Джек был для меня не просто человеком, с которого брали пример все гангстеры, самым деятельным умом в нью-йоркском преступном мире, а одним из наиболее ярких представителей новой поросли американцев ирландского происхождения, героем Горацио Элджера,[1] Финном Маккулом[2] и Джесси Джеймсом[3] одновременно, тем, кто на собственном опыте доказал, что любой американец способен с помощью пистолета пробиться к славе и богатству. Моим друзьям, которые ставят под сомнение мораль этих несколько необычных мемуаров, я не устаю повторять: «Если вам нравился Карнеги[4] и Кастер,[5] то придется по душе и Джек-Брильянт». В свое время он был почти так же знаменит, как Линдберг,[6] когда тот находился в зените славы. «Самый непредсказуемый рэкетир», — охарактеризовал его нью-йоркский журнал «Америкэн»; «Победитель конкурса «Враг народа», — называла его «Пост»; «Самый обстрелянный человек в Америке», — писала о нем «Миррор».

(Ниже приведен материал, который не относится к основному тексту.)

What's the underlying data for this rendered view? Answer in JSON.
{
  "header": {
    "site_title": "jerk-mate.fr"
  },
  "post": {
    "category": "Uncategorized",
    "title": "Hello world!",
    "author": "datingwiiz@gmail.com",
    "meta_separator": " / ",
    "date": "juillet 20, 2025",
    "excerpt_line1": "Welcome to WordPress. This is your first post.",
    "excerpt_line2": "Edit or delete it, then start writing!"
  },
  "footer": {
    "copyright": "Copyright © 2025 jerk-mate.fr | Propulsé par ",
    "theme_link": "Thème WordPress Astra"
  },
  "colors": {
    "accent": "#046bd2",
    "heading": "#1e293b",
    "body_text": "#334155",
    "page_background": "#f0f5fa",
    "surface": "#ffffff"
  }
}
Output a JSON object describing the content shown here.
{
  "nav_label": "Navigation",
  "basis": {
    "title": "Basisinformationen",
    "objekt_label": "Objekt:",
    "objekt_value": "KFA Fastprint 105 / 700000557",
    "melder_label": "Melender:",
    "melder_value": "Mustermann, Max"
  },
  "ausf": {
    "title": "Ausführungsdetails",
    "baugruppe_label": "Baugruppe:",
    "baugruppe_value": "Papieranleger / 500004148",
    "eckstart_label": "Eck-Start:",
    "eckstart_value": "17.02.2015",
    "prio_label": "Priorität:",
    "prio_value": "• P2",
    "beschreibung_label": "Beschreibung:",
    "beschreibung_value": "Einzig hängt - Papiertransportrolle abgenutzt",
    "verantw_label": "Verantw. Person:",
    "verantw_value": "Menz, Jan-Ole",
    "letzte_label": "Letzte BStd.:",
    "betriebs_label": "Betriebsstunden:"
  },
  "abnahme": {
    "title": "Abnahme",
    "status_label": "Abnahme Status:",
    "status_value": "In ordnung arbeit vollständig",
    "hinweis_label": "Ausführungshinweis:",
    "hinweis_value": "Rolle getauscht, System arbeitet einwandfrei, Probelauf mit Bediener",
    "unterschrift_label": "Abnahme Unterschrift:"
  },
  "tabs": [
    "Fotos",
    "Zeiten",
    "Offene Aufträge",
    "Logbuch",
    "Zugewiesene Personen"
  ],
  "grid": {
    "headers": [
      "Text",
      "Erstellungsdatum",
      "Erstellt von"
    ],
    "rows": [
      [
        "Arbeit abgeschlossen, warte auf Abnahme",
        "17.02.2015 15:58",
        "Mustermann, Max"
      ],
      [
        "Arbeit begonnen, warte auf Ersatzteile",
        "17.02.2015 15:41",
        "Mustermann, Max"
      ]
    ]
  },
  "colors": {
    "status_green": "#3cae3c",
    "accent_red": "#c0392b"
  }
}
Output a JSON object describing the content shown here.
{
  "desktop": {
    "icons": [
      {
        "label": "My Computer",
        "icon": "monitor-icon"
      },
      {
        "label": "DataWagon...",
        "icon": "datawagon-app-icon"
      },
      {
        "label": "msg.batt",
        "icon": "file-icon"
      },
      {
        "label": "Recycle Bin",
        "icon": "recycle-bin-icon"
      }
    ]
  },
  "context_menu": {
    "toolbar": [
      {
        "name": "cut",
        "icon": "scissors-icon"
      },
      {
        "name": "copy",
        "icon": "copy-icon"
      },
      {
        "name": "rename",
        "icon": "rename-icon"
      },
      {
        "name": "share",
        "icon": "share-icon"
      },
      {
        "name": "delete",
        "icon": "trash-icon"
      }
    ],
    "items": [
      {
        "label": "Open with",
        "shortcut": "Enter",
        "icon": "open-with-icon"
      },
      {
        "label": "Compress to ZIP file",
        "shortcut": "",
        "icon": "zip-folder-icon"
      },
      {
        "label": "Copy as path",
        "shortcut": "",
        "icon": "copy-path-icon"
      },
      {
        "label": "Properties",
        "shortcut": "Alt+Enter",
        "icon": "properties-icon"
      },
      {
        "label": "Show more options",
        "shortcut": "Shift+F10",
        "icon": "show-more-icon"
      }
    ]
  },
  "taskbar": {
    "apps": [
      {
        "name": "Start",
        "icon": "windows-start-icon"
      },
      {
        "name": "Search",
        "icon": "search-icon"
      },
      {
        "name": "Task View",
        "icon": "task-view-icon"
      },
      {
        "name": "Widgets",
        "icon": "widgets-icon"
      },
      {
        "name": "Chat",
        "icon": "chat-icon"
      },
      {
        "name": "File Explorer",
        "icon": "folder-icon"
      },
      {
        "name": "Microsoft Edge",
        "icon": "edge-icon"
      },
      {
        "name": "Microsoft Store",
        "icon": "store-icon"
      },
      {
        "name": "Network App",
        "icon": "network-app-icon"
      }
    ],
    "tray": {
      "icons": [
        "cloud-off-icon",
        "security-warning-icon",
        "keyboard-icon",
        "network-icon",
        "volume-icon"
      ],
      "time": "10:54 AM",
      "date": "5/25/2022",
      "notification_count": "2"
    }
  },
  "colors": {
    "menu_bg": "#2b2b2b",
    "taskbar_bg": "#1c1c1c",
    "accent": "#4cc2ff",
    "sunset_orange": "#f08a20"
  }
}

Неужели кто-то думает, что эти превосходные степени легко ему дались? Ничего подобного. Джек был первопроходцем, создателем первой, по-настоящему эффективной преступной группировки, королем городского преступного мира на протяжении многих лет. Его имя мелькало на страницах всех без исключения бульварных газет — скажете, просто? Он способствовал благородному делу коррупции и порока. Он смочил ссохшуюся гортань миллионов животворной влагой человеческого тепла. Он давал лекарство, которое подымало настроение; делал уколы, снимавшие тревогу. Он помогал людям заявить о себе — и как помогал! И чем же мир отблагодарил его? Ничем. Все, что от него осталось, — это съехавший с постели труп в исподнем; всеми брошенный, одинокий труп.